The Milanese trend that started earlier on today continues now with this second post about a volume on the Teatro alla Scala that I found at the weekend in a second hand bookshop.
The volume is entitled "The Portraits of Elegance - Teatro alla Scala" and was actually a supplement given out in December 2004 with Vogue Italia to celebrate the opera house reopening.
The volume features several images from the Farabola archives – all taken between the early 50s and the early 70s – and portray ladies wearing glamorous evening gowns and furs at various season openings.
La Scala reopened after Second World War on 11th May 1946 with a concert directed by Arturo Toscanini. At the time Paris was celebrating the rebirth of fashion with Dior, while the Milanese tailoring houses were slowly starting again to produce their own designs.
In 1951 the season at La Scala was opened for the first time on 7th December rather than on the 26th as usual.
The new opening coincided with the arrival of a singer destined to become very famous, Maria Callas.

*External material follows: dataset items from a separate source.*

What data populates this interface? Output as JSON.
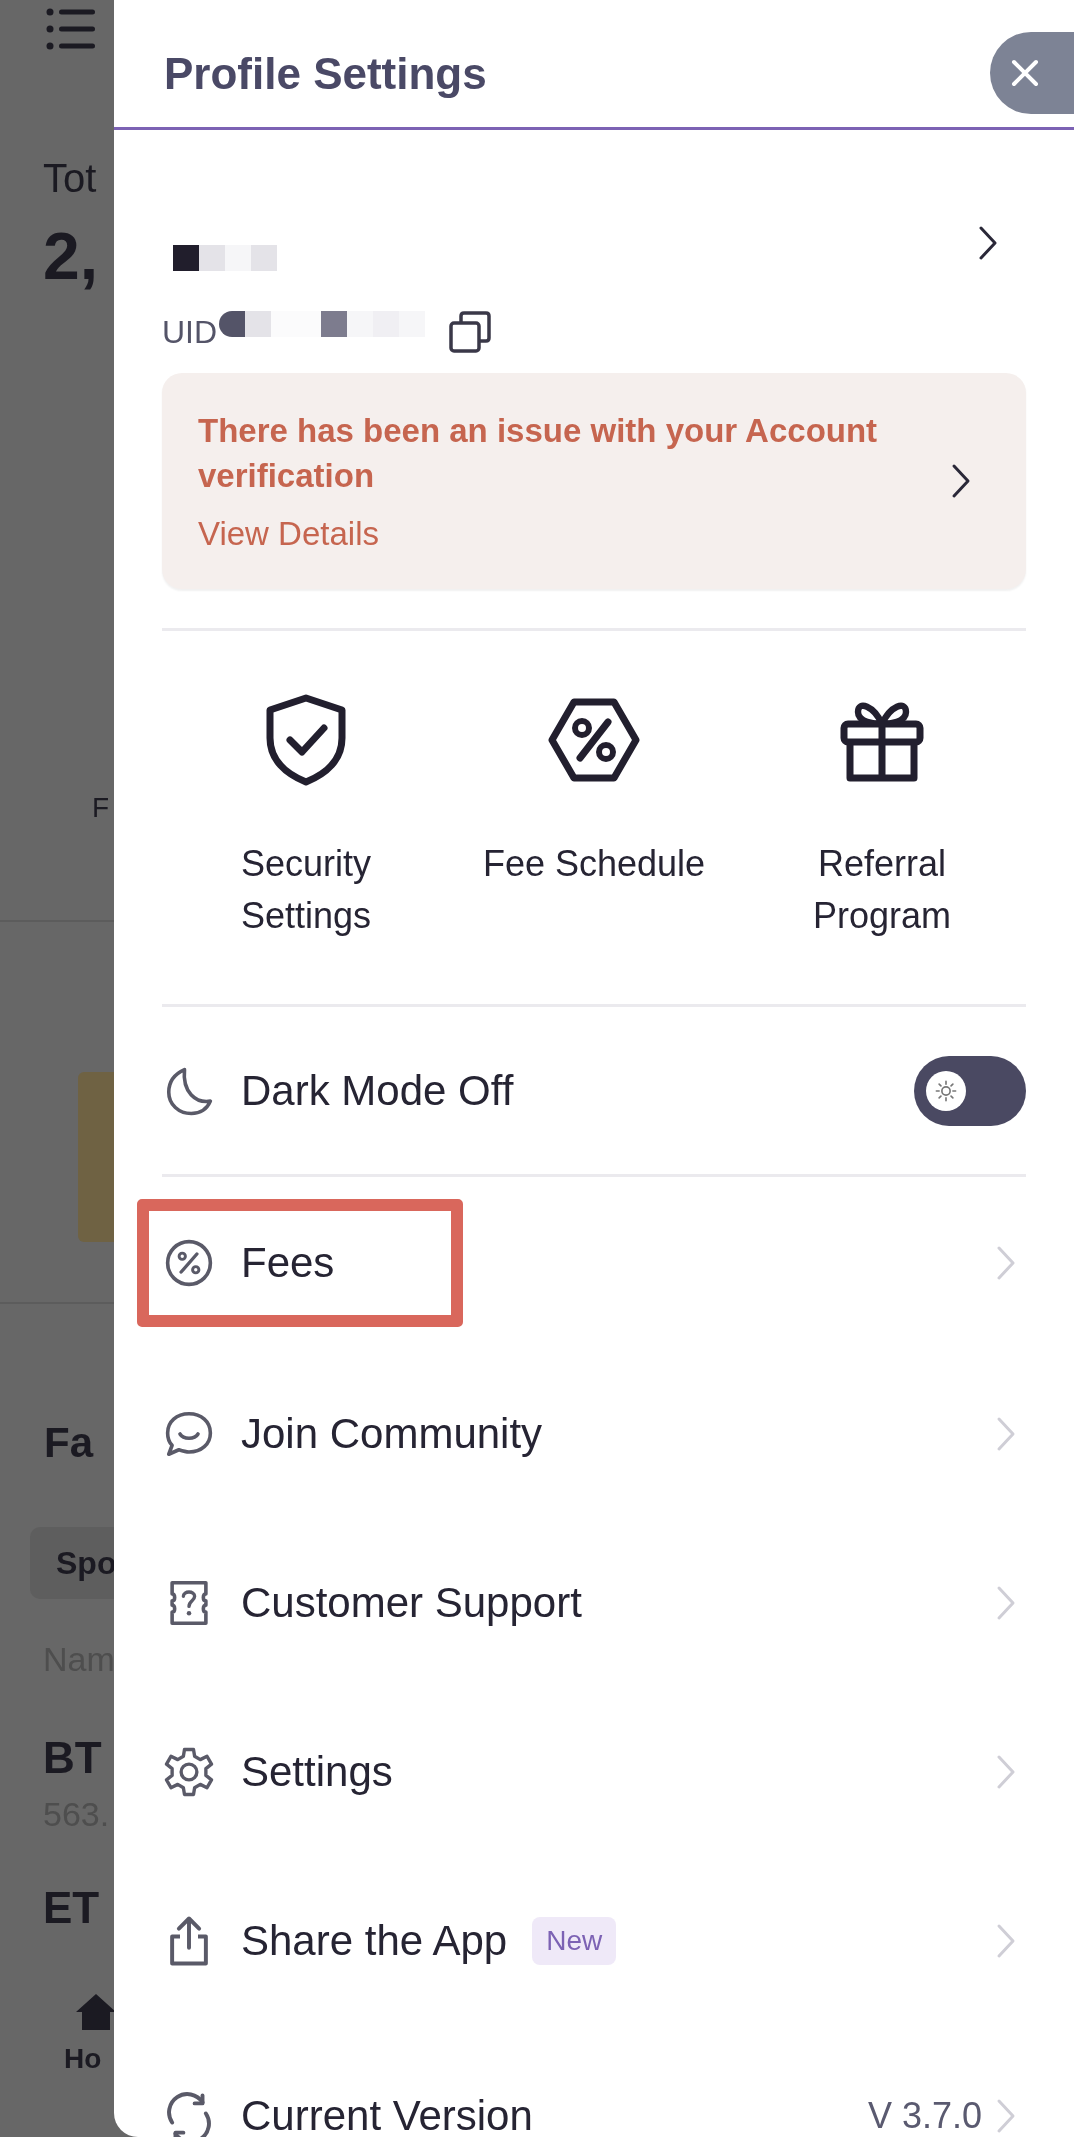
{
  "background_page": {
    "balance_label": "Tot",
    "balance_value": "2,",
    "shortcut_label": "F",
    "favorites_title": "Fa",
    "favorites_tab": "Spo",
    "column_header": "Nam",
    "coins": [
      {
        "symbol": "BT",
        "price": "563."
      },
      {
        "symbol": "ET"
      }
    ],
    "nav": {
      "label": "Ho"
    }
  },
  "drawer": {
    "title": "Profile Settings",
    "profile": {
      "uid_label": "UID"
    },
    "alert": {
      "message": "There has been an issue with your Account verification",
      "link": "View Details"
    },
    "quick_actions": [
      {
        "kind": "shield",
        "label": "Security Settings"
      },
      {
        "kind": "percent",
        "label": "Fee Schedule"
      },
      {
        "kind": "gift",
        "label": "Referral Program"
      }
    ],
    "dark_mode": {
      "label": "Dark Mode Off",
      "on": false
    },
    "menu": [
      {
        "kind": "percent",
        "label": "Fees",
        "highlighted": true
      },
      {
        "kind": "chat",
        "label": "Join Community",
        "highlighted": false
      },
      {
        "kind": "support",
        "label": "Customer Support",
        "highlighted": false
      },
      {
        "kind": "gear",
        "label": "Settings",
        "highlighted": false
      },
      {
        "kind": "share",
        "label": "Share the App",
        "badge": "New",
        "highlighted": false
      },
      {
        "kind": "refresh",
        "label": "Current Version",
        "value": "V 3.7.0",
        "highlighted": false
      }
    ]
  }
}
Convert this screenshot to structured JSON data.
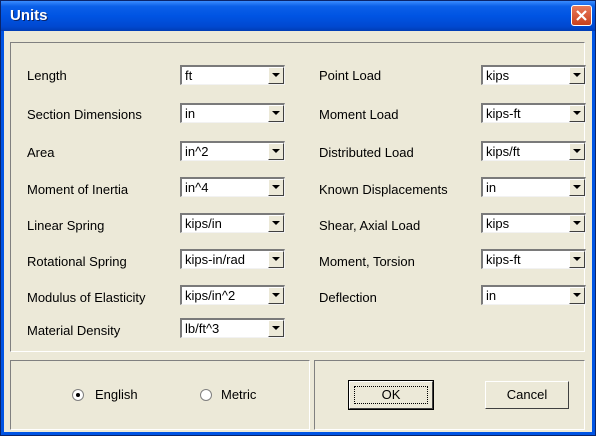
{
  "window": {
    "title": "Units"
  },
  "left_fields": [
    {
      "label": "Length",
      "value": "ft"
    },
    {
      "label": "Section Dimensions",
      "value": "in"
    },
    {
      "label": "Area",
      "value": "in^2"
    },
    {
      "label": "Moment of Inertia",
      "value": "in^4"
    },
    {
      "label": "Linear Spring",
      "value": "kips/in"
    },
    {
      "label": "Rotational Spring",
      "value": "kips-in/rad"
    },
    {
      "label": "Modulus of Elasticity",
      "value": "kips/in^2"
    },
    {
      "label": "Material Density",
      "value": "lb/ft^3"
    }
  ],
  "right_fields": [
    {
      "label": "Point Load",
      "value": "kips"
    },
    {
      "label": "Moment Load",
      "value": "kips-ft"
    },
    {
      "label": "Distributed Load",
      "value": "kips/ft"
    },
    {
      "label": "Known Displacements",
      "value": "in"
    },
    {
      "label": "Shear, Axial Load",
      "value": "kips"
    },
    {
      "label": "Moment, Torsion",
      "value": "kips-ft"
    },
    {
      "label": "Deflection",
      "value": "in"
    }
  ],
  "unit_system": {
    "english_label": "English",
    "metric_label": "Metric",
    "selected": "English"
  },
  "buttons": {
    "ok": "OK",
    "cancel": "Cancel"
  },
  "colors": {
    "titlebar": "#0054e3",
    "close": "#d9532b",
    "face": "#ece9d8"
  }
}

From the 50s on crowds started gathering in front of the theatre to admire the celebrities and aristocrats going to the season opening performances. Wearing glamorous dresses became the norm and while Parisian designers were still favoured by many women, the openings at La Scala also helped new designers and tailoring houses emerging, among them also Jole Veneziani, Gigliola Curiel, Pirovano, Livoli, Tizzoni, Farioli, Federico Forquet, Germana Marucelli and Mila Schön.
In 1953 Maria Callas appeared visibly thinner than on her debut, gossips spread in the theatre about the diet she had followed, but among the “authors” of her transformation into a sophisticated woman there was also an Italian designer, Elvira Leonardi Bouyeure, better known as Biki, who dressed the singer for the next 25 years. Biki would send Maria Callas dresses and accessories accompanied by little numbers and booklets that showed her how to match the various garments and items.
The first portraits of women (from the early 50s) featured in the volume I got, show a sort of restrained elegance. Though wearing nice evening dresses, women looked more natural and didn’t wear a lot of make-up.
In the mid-50s things started changing: women became slimmer, make-up became heavier and designer dresses - often made in precious fabrics and featuring beaded embroideries, gems and feathers - became the norm.
The 60s brought another change: the first mini-skirts started appearing even at such formal events such as La Scala openings, while designer Eva Sabbatini arrived at the theatre with models dressed up in long capes with crystal frog fastenings and bi-coloured hairstyles created by the Vergottini family.
The 1968 student demos gave a new meaning to the opening season at La Scala, turning the attention from fashion and high society to social equality.
In later years animal right associations organised anti-fur campaign events that coincided with the openings. More recently bland celebrities increasingly used the event as a platform to get noticed, turning those first stylish La Scala openings into distant glamorous and stylish fables lost in time.